The Philippines’ gross domestic product (GDP) grew year-on-year by 7.1 percent in the third quarter of 2016, driven by manufacturing, trade, and real estate, renting and other business activities, according to the Philippine Statistics Authority. This is the fastest pace in three years, beating the growth rates of 7.0 percent in the second quarter of 2016 and 6.2 percent in the third quarter of 2015.
The country’s growth exceeded China’s 6.7 percent and Vietnam’s 6.4 percent in the same period.
“Philippines will remain an outperformer in the region,” said Rahul Bajoria, a senior economist at Barclays Plc in Singapore. “It is domestically driven, with consumption holding up quite well and the fiscal spending being planned. The global risks we’re seeing including to trade won’t fundamentally alter its prospects.”
Among the major sectors, services posted a growth of 6.9 percent in the third quarter of 2016, power than the 7.2 percent growth in the previous year. On the other hand, industry accelerated to 8.6 percent compared with 6.1 percent in 2015. Meanwhile, after five consecutive quarters of decline, agriculture rebounded to 2.9 percent in the third quarter of 2016.
In the same period last year, it declined by 0.1 percent.
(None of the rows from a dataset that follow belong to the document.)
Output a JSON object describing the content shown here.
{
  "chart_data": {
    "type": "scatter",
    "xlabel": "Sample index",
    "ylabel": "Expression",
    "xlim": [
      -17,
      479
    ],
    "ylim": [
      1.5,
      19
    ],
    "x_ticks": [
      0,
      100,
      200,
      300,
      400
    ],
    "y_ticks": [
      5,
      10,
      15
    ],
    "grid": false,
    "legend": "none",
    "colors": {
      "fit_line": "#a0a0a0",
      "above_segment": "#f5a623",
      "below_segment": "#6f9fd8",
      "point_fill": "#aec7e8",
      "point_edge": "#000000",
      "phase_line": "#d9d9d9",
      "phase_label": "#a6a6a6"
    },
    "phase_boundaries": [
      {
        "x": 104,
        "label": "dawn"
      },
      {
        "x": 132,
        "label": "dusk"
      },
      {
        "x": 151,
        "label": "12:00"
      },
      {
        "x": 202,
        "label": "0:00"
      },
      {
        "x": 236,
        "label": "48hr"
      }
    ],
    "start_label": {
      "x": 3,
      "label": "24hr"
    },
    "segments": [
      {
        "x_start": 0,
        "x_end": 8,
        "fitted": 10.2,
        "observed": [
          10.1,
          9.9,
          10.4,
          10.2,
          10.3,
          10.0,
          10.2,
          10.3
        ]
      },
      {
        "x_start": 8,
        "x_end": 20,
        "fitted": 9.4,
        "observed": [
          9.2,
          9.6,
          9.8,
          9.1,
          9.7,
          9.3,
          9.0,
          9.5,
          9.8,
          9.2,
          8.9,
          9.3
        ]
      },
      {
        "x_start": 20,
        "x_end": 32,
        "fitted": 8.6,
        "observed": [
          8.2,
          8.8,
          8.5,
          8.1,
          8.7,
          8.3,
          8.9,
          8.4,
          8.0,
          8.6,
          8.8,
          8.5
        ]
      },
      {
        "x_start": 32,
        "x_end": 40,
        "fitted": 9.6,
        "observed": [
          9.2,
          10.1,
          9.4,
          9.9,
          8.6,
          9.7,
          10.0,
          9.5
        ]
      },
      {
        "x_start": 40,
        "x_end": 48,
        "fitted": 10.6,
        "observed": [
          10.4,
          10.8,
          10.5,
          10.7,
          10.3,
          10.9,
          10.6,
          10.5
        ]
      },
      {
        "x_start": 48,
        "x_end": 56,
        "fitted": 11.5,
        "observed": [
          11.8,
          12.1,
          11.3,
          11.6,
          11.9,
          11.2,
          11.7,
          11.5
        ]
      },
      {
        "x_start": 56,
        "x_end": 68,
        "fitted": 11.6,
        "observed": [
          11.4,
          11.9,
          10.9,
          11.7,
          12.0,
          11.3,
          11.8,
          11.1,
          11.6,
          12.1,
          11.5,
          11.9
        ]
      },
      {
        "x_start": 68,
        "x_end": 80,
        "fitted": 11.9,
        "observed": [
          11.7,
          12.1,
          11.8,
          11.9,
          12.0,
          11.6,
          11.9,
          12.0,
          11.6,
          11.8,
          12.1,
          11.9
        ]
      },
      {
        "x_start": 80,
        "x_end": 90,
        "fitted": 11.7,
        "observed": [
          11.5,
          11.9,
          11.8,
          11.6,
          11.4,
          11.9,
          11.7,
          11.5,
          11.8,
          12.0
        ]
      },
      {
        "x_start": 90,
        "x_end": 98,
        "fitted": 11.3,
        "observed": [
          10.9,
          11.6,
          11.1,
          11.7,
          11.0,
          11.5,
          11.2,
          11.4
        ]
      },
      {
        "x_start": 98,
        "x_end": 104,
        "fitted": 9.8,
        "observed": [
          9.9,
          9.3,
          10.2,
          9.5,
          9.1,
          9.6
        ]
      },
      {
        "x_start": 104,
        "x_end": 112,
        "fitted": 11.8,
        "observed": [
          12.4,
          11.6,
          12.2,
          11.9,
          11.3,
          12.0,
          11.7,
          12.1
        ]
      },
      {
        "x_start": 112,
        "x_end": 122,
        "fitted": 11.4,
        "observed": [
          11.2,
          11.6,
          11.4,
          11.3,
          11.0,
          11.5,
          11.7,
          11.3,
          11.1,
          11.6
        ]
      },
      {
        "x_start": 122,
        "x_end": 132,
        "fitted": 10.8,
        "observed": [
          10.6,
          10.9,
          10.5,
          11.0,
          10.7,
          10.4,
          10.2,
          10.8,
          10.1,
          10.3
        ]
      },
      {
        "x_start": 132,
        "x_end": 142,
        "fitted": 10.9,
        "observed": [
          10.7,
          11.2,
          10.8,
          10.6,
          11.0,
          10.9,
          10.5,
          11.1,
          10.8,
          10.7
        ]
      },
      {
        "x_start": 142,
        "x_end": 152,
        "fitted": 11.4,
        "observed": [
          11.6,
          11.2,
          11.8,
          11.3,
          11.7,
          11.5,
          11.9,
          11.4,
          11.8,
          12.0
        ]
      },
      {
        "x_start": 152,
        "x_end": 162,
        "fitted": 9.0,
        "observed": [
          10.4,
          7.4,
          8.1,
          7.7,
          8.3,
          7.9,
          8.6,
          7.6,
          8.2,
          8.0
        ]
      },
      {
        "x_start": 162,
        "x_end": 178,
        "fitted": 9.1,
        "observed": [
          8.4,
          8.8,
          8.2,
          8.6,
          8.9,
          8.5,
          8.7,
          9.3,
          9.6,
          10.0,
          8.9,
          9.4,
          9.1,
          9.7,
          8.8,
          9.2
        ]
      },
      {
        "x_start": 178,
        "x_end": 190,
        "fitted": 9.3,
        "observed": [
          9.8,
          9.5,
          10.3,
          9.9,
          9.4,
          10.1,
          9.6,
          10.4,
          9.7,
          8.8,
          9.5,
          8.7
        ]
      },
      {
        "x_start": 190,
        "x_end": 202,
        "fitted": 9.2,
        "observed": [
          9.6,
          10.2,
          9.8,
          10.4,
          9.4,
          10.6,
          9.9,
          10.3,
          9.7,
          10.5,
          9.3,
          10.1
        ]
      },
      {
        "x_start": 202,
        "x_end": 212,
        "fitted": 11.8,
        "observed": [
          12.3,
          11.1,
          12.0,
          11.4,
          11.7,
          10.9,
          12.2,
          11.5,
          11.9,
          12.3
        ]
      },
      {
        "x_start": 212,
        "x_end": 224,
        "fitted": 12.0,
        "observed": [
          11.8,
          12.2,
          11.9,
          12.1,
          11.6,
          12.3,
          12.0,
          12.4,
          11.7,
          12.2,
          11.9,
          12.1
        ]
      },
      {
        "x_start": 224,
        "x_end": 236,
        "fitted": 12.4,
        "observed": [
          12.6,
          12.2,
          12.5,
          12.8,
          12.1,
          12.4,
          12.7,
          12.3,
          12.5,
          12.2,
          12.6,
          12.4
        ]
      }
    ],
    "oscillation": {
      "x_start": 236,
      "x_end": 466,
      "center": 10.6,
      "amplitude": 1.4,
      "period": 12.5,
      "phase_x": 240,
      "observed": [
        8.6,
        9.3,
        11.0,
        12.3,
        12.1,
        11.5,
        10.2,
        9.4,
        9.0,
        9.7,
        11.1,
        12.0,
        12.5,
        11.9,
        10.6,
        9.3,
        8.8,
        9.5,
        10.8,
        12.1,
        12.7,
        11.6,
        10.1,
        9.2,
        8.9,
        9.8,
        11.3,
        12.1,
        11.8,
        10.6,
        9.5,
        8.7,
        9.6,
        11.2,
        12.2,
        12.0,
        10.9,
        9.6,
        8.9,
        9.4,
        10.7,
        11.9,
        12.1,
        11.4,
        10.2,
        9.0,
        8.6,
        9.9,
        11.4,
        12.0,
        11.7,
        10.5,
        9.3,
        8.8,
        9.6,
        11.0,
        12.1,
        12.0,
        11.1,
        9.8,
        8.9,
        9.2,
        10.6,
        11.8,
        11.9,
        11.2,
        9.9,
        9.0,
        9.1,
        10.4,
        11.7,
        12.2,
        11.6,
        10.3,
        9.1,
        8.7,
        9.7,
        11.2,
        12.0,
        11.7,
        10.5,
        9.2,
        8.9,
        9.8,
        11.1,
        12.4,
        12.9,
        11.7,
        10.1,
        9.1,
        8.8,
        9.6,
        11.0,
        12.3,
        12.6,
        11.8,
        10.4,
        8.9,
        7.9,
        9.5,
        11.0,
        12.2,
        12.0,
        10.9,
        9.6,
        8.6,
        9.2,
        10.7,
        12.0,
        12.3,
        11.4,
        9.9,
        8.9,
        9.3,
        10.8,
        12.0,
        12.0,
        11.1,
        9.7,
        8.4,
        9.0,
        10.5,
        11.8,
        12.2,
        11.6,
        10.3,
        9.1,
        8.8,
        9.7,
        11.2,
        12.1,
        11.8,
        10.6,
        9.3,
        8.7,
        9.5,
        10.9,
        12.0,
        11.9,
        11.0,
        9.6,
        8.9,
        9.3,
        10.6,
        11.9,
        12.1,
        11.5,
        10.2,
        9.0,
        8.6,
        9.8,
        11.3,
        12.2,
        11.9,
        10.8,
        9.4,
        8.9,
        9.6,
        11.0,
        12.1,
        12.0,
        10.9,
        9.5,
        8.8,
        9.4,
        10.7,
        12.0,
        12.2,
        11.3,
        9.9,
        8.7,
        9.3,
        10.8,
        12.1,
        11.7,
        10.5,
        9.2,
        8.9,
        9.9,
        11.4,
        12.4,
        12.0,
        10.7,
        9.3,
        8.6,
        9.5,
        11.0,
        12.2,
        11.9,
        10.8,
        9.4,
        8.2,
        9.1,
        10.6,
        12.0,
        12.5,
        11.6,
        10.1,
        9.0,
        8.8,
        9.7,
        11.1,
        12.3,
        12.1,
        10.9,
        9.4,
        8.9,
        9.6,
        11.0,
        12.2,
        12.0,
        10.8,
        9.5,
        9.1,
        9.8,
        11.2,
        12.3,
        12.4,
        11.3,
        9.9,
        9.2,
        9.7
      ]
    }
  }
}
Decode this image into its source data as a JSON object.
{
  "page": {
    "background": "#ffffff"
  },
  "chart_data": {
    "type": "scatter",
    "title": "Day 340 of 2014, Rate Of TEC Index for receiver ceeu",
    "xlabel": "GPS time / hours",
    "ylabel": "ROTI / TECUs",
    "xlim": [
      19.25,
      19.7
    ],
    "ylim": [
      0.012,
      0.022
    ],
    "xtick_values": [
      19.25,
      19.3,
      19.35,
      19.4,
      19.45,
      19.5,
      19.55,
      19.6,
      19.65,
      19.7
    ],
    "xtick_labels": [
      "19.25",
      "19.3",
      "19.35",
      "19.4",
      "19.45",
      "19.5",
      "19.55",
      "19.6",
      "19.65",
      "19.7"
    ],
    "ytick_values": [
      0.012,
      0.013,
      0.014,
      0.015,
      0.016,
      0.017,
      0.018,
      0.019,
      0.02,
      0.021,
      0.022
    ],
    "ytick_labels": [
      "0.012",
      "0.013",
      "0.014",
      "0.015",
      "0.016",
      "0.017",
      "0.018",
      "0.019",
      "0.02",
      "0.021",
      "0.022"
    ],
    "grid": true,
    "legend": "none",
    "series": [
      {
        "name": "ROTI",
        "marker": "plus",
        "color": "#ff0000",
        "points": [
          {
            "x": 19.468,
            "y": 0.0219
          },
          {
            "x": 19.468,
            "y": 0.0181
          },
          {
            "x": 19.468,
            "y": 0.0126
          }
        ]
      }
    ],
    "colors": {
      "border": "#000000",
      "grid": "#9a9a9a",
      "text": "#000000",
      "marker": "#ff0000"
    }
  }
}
Net Primary Income (NPI) slowed down to 2.5 percent in the third quarter of 2016 compared with 6.8 percent in 2015. As a result, Gross National Income (GNI) grew by 6.3 percent.
With the country’s projected population reaching 103.5 million in the third quarter of 2016, per capita GDP and per capita GNI grew by 5.3 percent and 4.6 percent, respectively. These are both higher than the respective growth of 4.4 percent and 4.5 percent in 2015.